Sunday, August 25, 2013

Homesick for Pinoy Food - Fried Blue Mackerel Scad, Mung Beans & Spinach Soup, and Salted Duck Eggs

As I was cleaning and organizing our food pantry,
found out that I need more of my Filipino/Asian staples.
Made my list and took a trip to a local Asian Market that we frequent.
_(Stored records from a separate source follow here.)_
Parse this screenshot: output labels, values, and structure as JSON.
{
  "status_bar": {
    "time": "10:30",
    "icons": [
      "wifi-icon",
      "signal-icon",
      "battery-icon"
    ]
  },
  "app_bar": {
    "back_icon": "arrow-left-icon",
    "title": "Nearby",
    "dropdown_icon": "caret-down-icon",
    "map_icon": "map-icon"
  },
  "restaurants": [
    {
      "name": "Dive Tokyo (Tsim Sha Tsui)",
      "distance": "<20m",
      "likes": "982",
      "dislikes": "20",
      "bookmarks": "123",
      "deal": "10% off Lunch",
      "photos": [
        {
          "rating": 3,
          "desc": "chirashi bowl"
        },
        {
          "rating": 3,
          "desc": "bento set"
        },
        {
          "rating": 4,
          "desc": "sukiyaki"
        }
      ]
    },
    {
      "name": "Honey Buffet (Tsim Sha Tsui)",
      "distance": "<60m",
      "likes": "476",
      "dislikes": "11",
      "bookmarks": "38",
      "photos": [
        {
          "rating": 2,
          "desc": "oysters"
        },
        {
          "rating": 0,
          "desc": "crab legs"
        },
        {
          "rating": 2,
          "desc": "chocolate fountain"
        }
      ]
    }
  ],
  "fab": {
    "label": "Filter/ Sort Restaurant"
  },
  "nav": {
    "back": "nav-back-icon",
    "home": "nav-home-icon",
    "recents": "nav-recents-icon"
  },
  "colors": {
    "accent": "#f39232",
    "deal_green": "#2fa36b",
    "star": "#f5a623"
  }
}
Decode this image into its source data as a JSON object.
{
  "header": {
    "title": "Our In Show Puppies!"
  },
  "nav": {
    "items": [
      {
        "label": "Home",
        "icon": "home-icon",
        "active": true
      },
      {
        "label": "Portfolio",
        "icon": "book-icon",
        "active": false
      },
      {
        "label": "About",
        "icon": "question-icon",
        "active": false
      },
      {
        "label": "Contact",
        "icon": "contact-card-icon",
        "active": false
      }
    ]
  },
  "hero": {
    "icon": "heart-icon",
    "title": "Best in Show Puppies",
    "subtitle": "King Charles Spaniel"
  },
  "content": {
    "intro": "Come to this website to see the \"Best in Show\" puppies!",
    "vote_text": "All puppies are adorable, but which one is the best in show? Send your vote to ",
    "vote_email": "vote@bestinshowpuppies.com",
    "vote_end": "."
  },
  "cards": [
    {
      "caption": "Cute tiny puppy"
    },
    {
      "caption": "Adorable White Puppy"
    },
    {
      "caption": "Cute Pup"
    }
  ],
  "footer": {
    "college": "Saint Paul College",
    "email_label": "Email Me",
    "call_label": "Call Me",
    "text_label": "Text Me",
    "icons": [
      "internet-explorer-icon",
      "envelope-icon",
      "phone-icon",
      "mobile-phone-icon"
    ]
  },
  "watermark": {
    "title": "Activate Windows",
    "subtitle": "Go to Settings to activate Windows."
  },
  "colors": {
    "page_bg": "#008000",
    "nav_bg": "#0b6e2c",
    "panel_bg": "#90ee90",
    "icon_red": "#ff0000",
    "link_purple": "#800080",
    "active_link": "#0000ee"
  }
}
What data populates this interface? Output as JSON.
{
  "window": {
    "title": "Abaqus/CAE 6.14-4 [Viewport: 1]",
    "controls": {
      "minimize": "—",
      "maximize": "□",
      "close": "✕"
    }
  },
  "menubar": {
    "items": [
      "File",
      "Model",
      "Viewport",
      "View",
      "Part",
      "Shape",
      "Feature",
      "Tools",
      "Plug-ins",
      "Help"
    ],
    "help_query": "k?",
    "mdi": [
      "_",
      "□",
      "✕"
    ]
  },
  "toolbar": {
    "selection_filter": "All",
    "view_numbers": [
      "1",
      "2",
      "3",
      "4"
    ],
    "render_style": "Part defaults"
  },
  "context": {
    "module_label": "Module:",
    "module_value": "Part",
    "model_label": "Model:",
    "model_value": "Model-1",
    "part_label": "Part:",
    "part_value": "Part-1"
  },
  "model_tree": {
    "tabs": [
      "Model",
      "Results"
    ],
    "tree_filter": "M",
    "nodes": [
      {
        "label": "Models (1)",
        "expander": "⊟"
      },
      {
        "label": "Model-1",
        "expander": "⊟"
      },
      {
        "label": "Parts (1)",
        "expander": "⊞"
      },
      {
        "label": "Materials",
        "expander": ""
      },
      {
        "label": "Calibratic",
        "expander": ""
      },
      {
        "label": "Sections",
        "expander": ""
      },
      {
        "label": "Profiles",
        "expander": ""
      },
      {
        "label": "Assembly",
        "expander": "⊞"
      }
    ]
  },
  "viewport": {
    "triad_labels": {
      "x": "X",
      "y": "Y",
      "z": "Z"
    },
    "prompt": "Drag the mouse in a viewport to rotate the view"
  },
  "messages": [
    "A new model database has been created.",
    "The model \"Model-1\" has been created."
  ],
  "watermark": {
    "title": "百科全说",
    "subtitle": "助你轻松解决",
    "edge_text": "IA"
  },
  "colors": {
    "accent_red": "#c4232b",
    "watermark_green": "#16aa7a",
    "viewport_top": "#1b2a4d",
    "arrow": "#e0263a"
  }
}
This market is the only one I found that I know of that sells fresh seafood.
When I say fresh seafood, here in Michigan, 
it just means not package in cans.
Seafood that is packed in ice and shipped to where we are at,
unlike when I lived in California,
seafood comes fresh off a fishing boat that morning.
I used to go to Port San Pedro at 4 a.m. to buy the catch of the day with my friends.
I miss that!
I miss getting up early, driving to the Fish Port.
I especially miss the smell of fish,
and the mix of saltwater in the morning crisp air.

Sounds weird right?
Missing the fish smell that others detest.
I grew up in an island,
my family's business is fishing,
so for me fish smell is heavenly.
I love Seafood.

Seeing the array of seafood, and Asian ingredients,
had a feeling of homesickness.
I miss my family get together at my grandmother's house.
I miss my grandmother.
She would always go to each of her married children's home in the morning
and drop off whatever the catch of the day from her fishing boats.
Or she would call us and send for us to come over to have
whatever she made that day.
My grandmother was a great cook.

At the market I found Galunggong a.k.a. GG my namesake. Hahaha!
Galunggong's scientific name is Decapterus Macrosoma.
Galunggong is also known as Blue Mackerel scad, round scad, or shortfin scad,
these names have been applied to other fish of the decapterus family.
In the Philippines,
Galunggong is a very popular fish.
It is often pan-fried and served with hot steamy white rice.
Known to my country as the "Poor Man's Fish", being it inexpensive,
it is the food for the masses.

So tonight's dinner was fried Galunggong, salted duck eggs with tomatoes and red onions, and Ginisang Monggo or Mung Beans & Spinach Soup.

Yes, you read that right.
No I'm not Andrew Zimmern's cousin.
And yes, another one of my Bizarre Eats.
Salted duck eggs has been one of the staples in Filipino cuisine.
Unlike the Chinese, we don't brine our duck eggs to make salted eggs.
The Pateros way (a place in the Philippines known for making salted eggs)
 is by mixing clay, table salt, and water in a ratio of 1:1:2.
The clay most used are from ant hills and termite hills.
Yes, you heard me right!
Mixing all ingredients until it becomes smooth and have a thick texture.
The eggs are then dip in the mixture,
 and kept in a box lined with newspaper in batches  
for up to 14 days.
After the curing period,
the eggs are hand cleaned and cooked in low heat
for about 30 minutes.
When eggs are cool,
it is then dipped in a bright pink color.

Fried Galunggong or Fried Blue Mackerel Scad
Seasoned with salt and deep fried until golden brown and crispy.
Easy peasy!

Salted Duck Eggs
No this is not Balut!

I'm good now!
All cured from my homesickness!
and my pantry is filled with goodies from home.